久しぶりに週末を浜松で過ごすことになり何をしようかと考えていたのですが、ふと以前から行ってみたいと思っていた現存十二天守の一つで国宝にも指定される犬山城と、その近くに住んでいるしばらく会えていない友人のことが頭に浮かび、会えたら会おう!と連絡して犬山に出かけてみることにしました。

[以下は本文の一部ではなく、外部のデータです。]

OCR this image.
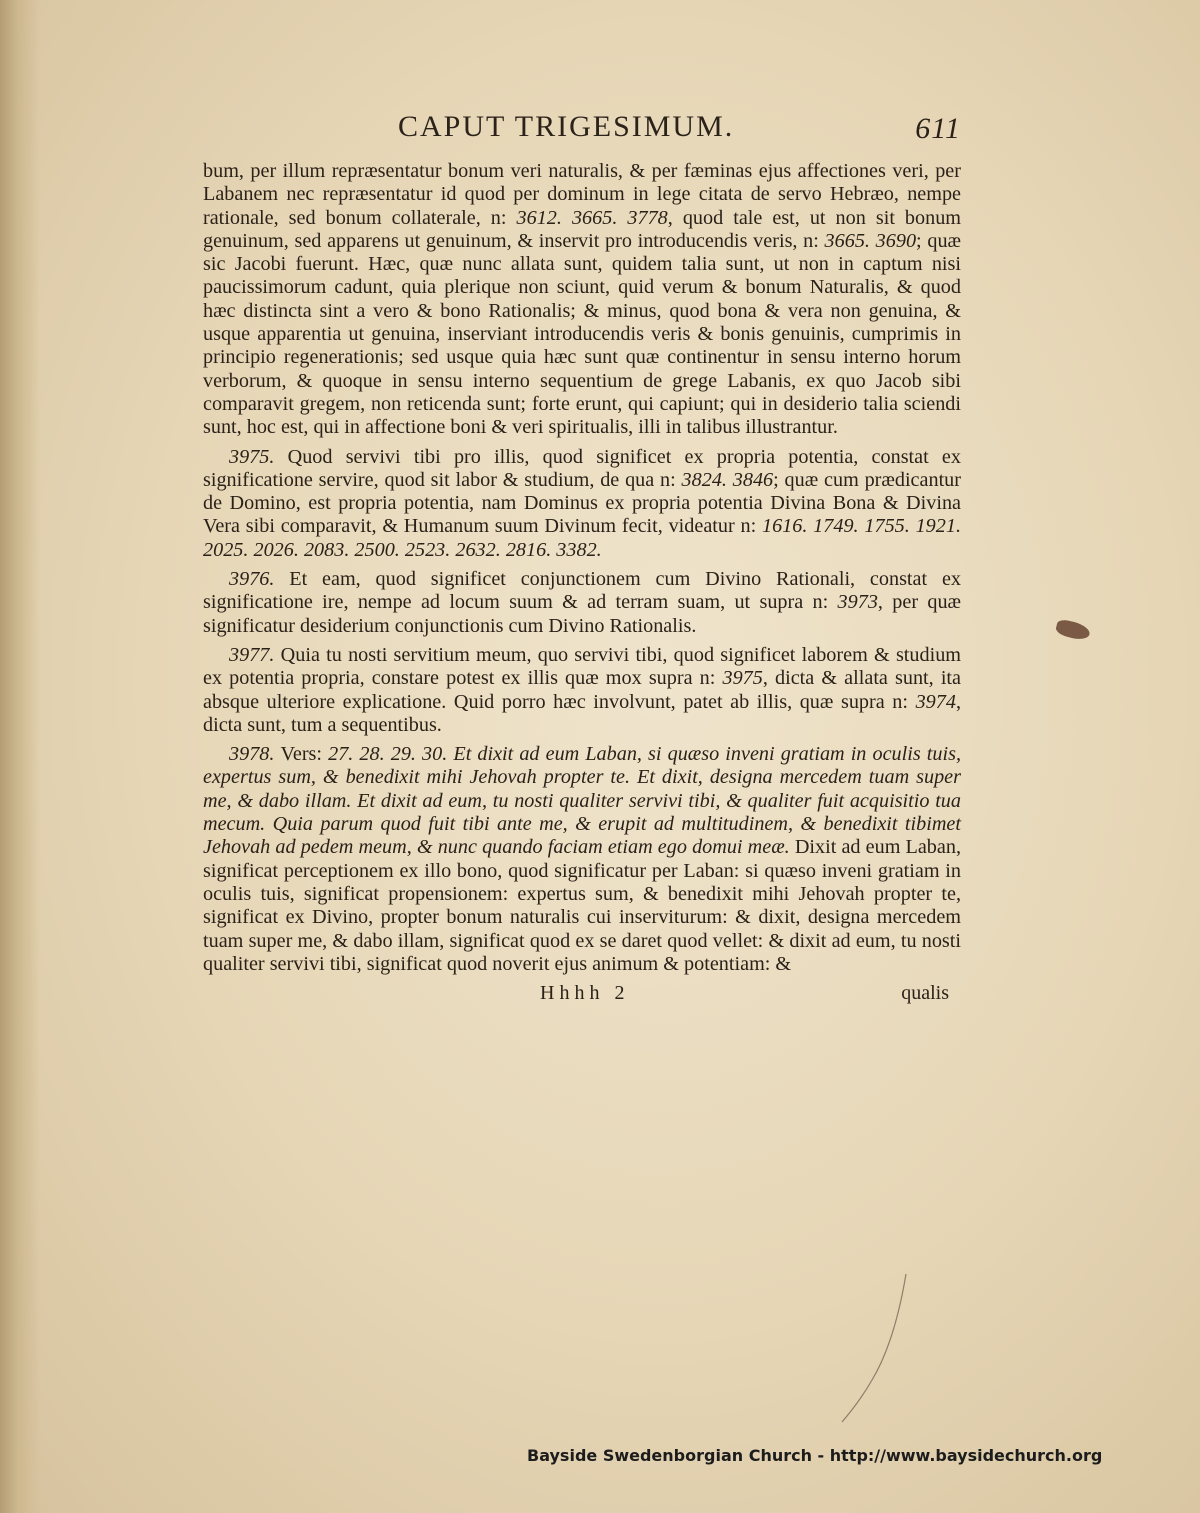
CAPUT TRIGESIMUM.	611

bum, per illum repræsentatur bonum veri naturalis, & per fæminas ejus affectiones veri, per Labanem nec repræsentatur id quod per dominum in lege citata de servo Hebræo, nempe rationale, sed bonum collaterale, n: 3612. 3665. 3778, quod tale est, ut non sit bonum genuinum, sed apparens ut genuinum, & inservit pro introducendis veris, n: 3665. 3690; quæ sic Jacobi fuerunt. Hæc, quæ nunc allata sunt, quidem talia sunt, ut non in captum nisi paucissimorum cadunt, quia plerique non sciunt, quid verum & bonum Naturalis, & quod hæc distincta sint a vero & bono Rationalis; & minus, quod bona & vera non genuina, & usque apparentia ut genuina, inserviant introducendis veris & bonis genuinis, cumprimis in principio regenerationis; sed usque quia hæc sunt quæ continentur in sensu interno horum verborum, & quoque in sensu interno sequentium de grege Labanis, ex quo Jacob sibi comparavit gregem, non reticenda sunt; forte erunt, qui capiunt; qui in desiderio talia sciendi sunt, hoc est, qui in affectione boni & veri spiritualis, illi in talibus illustrantur.

3975. Quod servivi tibi pro illis, quod significet ex propria potentia, constat ex significatione servire, quod sit labor & studium, de qua n: 3824. 3846; quæ cum prædicantur de Domino, est propria potentia, nam Dominus ex propria potentia Divina Bona & Divina Vera sibi comparavit, & Humanum suum Divinum fecit, videatur n: 1616. 1749. 1755. 1921. 2025. 2026. 2083. 2500. 2523. 2632. 2816. 3382.

3976. Et eam, quod significet conjunctionem cum Divino Rationali, constat ex significatione ire, nempe ad locum suum & ad terram suam, ut supra n: 3973, per quæ significatur desiderium conjunctionis cum Divino Rationalis.

3977. Quia tu nosti servitium meum, quo servivi tibi, quod significet laborem & studium ex potentia propria, constare potest ex illis quæ mox supra n: 3975, dicta & allata sunt, ita absque ulteriore explicatione. Quid porro hæc involvunt, patet ab illis, quæ supra n: 3974, dicta sunt, tum a sequentibus.

3978. Vers: 27. 28. 29. 30. Et dixit ad eum Laban, si quæso inveni gratiam in oculis tuis, expertus sum, & benedixit mihi Jehovah propter te. Et dixit, designa mercedem tuam super me, & dabo illam. Et dixit ad eum, tu nosti qualiter servivi tibi, & qualiter fuit acquisitio tua mecum. Quia parum quod fuit tibi ante me, & erupit ad multitudinem, & benedixit tibimet Jehovah ad pedem meum, & nunc quando faciam etiam ego domui meæ. Dixit ad eum Laban, significat perceptionem ex illo bono, quod significatur per Laban: si quæso inveni gratiam in oculis tuis, significat propensionem: expertus sum, & benedixit mihi Jehovah propter te, significat ex Divino, propter bonum naturalis cui inserviturum: & dixit, designa mercedem tuam super me, & dabo illam, significat quod ex se daret quod vellet: & dixit ad eum, tu nosti qualiter servivi tibi, significat quod noverit ejus animum & potentiam: &

Hhhh 2	qualis
Bayside Swedenborgian Church - http://www.baysidechurch.org
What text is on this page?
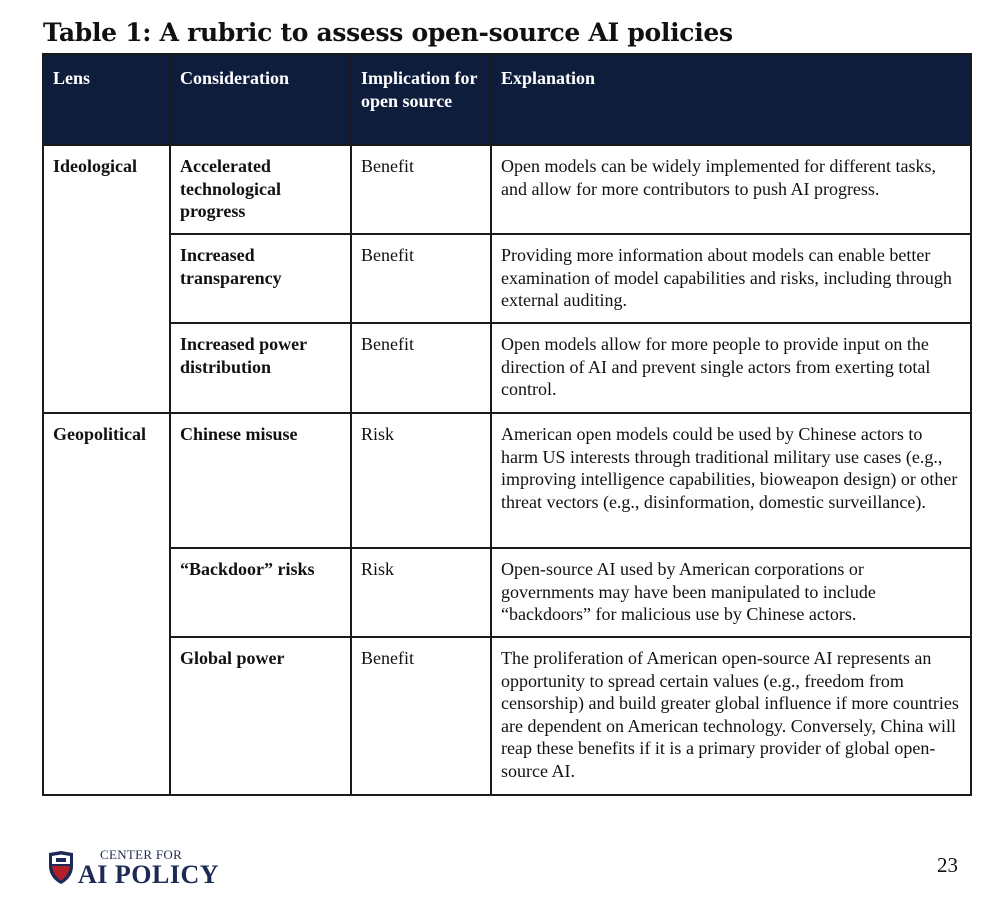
Table 1: A rubric to assess open-source AI policies
Lens	Consideration	Implication for open source	Explanation
Ideological	Accelerated technological progress	Benefit	Open models can be widely implemented for different tasks, and allow for more contributors to push AI progress.
	Increased transparency	Benefit	Providing more information about models can enable better examination of model capabilities and risks, including through external auditing.
	Increased power distribution	Benefit	Open models allow for more people to provide input on the direction of AI and prevent single actors from exerting total control.
Geopolitical	Chinese misuse	Risk	American open models could be used by Chinese actors to harm US interests through traditional military use cases (e.g., improving intelligence capabilities, bioweapon design) or other threat vectors (e.g., disinformation, domestic surveillance).
	“Backdoor” risks	Risk	Open-source AI used by American corporations or governments may have been manipulated to include “backdoors” for malicious use by Chinese actors.
	Global power	Benefit	The proliferation of American open-source AI represents an opportunity to spread certain values (e.g., freedom from censorship) and build greater global influence if more countries are dependent on American technology. Conversely, China will reap these benefits if it is a primary provider of global open-source AI.
CENTER FOR
AI POLICY	23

浜松始発の6時1分の電車で出発、豊橋から名鉄に乗り換えて犬山駅に到着したのが 8時17分。普段だとカーシェアで車を借りて出かけてしまうことが多いけど、電車でウトウト寝たり本を読んだりしながら出かけるのも悪くない。
駅前で地図を見ると城下町があると書いてあったのと、9時にならないと犬山城は開門しないので少し城下町をぶらりと散歩しながら犬山城に向かってみました。とはいえ、肝心の犬山城がまだ開いていないので、城下町の店も殆ど閉まっていました。この日は、非常に寒くて朝8時を過ぎているのに、凛と張り詰めたような冷たい空気が漂っていて、人のいない城下町がなかなかいい雰囲気を出していました。
軒先に守口大根をこんな感じで出しているお店が2つあったのですが、以前から気になっていた守口漬に犬山で出会えるとは思いもしませんでした。てっきり守口大根とは「守口」という地名で取れる大根のことを指しているのだと思ったら、守口大根の産地は実は犬山のお隣の「愛知県丹羽郡扶桑町」と「岐阜県各務原市」。で、その名の起源は、かつては大阪の「守口」という場所で栽培されていたからということみたいです。ぐるぐるっと細い大根が巻かれてお漬物になっている守口漬、(まぁ当たり前ではありますが)実際の大根もこんなにひょろ長いのかと見て驚きました 笑。


犬山城は織田信長の叔父である織田信康が天文6年(1537年)頃に木ノ下城を移して築城したと伝えられる城で、戦国時代に何度も城主が代わっていく中で 1600年頃の関ヶ原の戦いの頃を中心に城郭が整備されていったという城です。小牧長久手の合戦の際には、豊臣秀吉が12万もの大群を率いてこの城に入り、小牧山に陣を敷いた徳川家康と対峙したと言われています。

犬山城は明治4年、九代目の成瀬正肥のときに廃藩置県で廃城となって、櫓や城門など天守閣を除く建物は殆ど取り壊されて公園となりました。明治24年の濃尾地震で天守に大きな被害が出て、それを修復することを条件に旧城主の成瀬氏に譲渡されて、多くの市民からの義援金によって修復が行われたそうです。
犬山城は国宝に指定される、松本城・彦根城・姫路城・松江城・犬山城の中でも最も古い城で、自分としてもこれで現存十二天守のうち国宝に指定されるお城で訪問できていなかった最後の城でもありました。これで、現存十二天守で行ったことが無いのは、後は弘前城と備中松山(備中松山城は、幼少期に岡山に住んでいた時に城好きである親が連れて行ってくれてそうですが…)のみ。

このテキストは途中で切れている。